第1回 船員を夢見る少年(10月1日中日朝刊)
フランスの港町を舞台にした12回連続の海外ドラマ。明るく純真な少年セバスチャン(メーディ)が、伯父マレシャル(シャルル・バネル)船長の過去や、遭難をめぐる町の人々の対立にふれて、世の中の複雑さを習い覚えながら、一人前の少年船員に育つまでの物語。

しろばんば(11月5日〜11月21日放送)

第1回 祖母に育てられる少年(11月5日中日朝刊)
大正初期の伊豆を舞台に、祖母に預けられた主人公・洪作が多感な小学生から中学生へと成長していく姿を描いた、井上靖の自叙伝的小説をテレビドラマ化。9回シリーズ。洪作役を小学生時代を佐藤宏之、中学生時代を佐藤春通が演じる。
今週(7日まで3回)は、洪作を巡る人々の関係と、洪作と美しいさき子先生(梶三和子)の出会い、それに洪作が豊橋の両親のもとに引き取られそうになる。
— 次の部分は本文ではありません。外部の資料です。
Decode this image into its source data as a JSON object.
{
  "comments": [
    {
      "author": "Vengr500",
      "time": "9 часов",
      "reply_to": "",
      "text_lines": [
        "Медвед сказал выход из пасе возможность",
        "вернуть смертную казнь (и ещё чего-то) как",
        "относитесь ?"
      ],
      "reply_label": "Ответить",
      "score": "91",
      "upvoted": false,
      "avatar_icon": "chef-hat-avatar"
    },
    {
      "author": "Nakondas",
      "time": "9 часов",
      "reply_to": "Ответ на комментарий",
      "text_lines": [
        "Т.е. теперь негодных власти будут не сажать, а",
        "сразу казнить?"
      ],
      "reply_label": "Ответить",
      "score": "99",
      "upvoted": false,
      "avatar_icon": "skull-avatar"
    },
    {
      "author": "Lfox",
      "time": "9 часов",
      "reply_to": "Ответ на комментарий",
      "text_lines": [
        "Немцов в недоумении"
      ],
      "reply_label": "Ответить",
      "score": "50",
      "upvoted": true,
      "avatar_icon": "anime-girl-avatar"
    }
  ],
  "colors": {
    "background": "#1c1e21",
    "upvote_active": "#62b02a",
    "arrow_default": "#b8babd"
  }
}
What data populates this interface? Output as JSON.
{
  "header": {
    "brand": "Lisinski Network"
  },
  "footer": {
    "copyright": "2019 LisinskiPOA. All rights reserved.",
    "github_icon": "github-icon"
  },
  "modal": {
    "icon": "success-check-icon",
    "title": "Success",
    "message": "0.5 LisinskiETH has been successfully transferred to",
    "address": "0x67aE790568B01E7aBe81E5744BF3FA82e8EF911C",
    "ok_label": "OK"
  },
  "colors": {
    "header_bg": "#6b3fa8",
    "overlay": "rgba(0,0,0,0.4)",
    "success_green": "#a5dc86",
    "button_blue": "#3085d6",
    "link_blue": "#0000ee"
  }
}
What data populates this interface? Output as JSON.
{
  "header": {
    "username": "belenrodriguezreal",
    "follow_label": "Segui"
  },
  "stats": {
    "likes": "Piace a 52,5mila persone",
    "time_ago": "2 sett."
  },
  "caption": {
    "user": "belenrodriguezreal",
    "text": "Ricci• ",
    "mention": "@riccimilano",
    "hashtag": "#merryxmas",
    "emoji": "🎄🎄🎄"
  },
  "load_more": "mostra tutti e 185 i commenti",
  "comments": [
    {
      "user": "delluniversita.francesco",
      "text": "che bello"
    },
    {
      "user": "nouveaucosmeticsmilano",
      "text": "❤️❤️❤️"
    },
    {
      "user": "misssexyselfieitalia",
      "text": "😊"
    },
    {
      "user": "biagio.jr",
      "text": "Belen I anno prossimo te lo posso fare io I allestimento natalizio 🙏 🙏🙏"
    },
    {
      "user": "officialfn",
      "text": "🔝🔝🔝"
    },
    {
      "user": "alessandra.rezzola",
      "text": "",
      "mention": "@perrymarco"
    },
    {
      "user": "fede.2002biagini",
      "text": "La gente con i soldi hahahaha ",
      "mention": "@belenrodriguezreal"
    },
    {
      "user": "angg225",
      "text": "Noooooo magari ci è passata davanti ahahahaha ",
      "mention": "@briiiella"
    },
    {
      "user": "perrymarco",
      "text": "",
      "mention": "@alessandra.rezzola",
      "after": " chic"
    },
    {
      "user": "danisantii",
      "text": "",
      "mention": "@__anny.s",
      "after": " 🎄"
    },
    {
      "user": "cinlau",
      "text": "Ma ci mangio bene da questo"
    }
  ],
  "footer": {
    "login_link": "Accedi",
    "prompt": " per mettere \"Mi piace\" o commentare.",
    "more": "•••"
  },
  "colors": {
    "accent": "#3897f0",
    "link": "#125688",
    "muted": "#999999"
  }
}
マッティと大チャン(11月26日〜12月12日放送)

11月24日中日朝刊 ひろばより
思春期の少年と少女の恋物語―NHKテレビ中部本部が制作―

中学1年といえば思春期の初期。まだ子供っぽさを残しながらも異性を意識し始める。NHK中部本部は、この年頃の幼い恋の物語をつづった佐藤愛子の作品をテレビドラマ化、26日から少年ドラマシリーズ「マッティと大ちゃん」として全国放送する。放送回数は9回。
マッティこと町子と大ちゃんこと大吾は、小さい時からの遊び友達。ところが中学生になったとたん二人の中がうまくいかなくなる。しかも大ちゃんが、母親の病気で休んでいる同級生の女性とに勉強を教えに言っていると知り、マッティの心にはムラムラとしっと心がわきあがる…。ここから二人の心の成長を描くドラマに入っていく。
主役マッティに選ばれたのは名古屋の南山高校2年生の光崎玲子。スタッフが明るくおきゃんなマッティにぴったりな素人を――と、地元の高校演劇部を捜し歩いて発掘した個性的で表情豊かな新人だ。大ちゃん役は名古屋放送児童劇団の羽藤誠容(はとうまさひろ)。
撮影は、学業にさしさわりのないように9月から隔週の土、日曜に行ってきたが、遠足シーンは愛知県下足助町の香嵐渓にロケ。マッティが川でおぼれるシーンでは、ゴムのウエット・スーツを制服の下に着こんでの収録だったが、カンのよさにスタッフ一同が感心。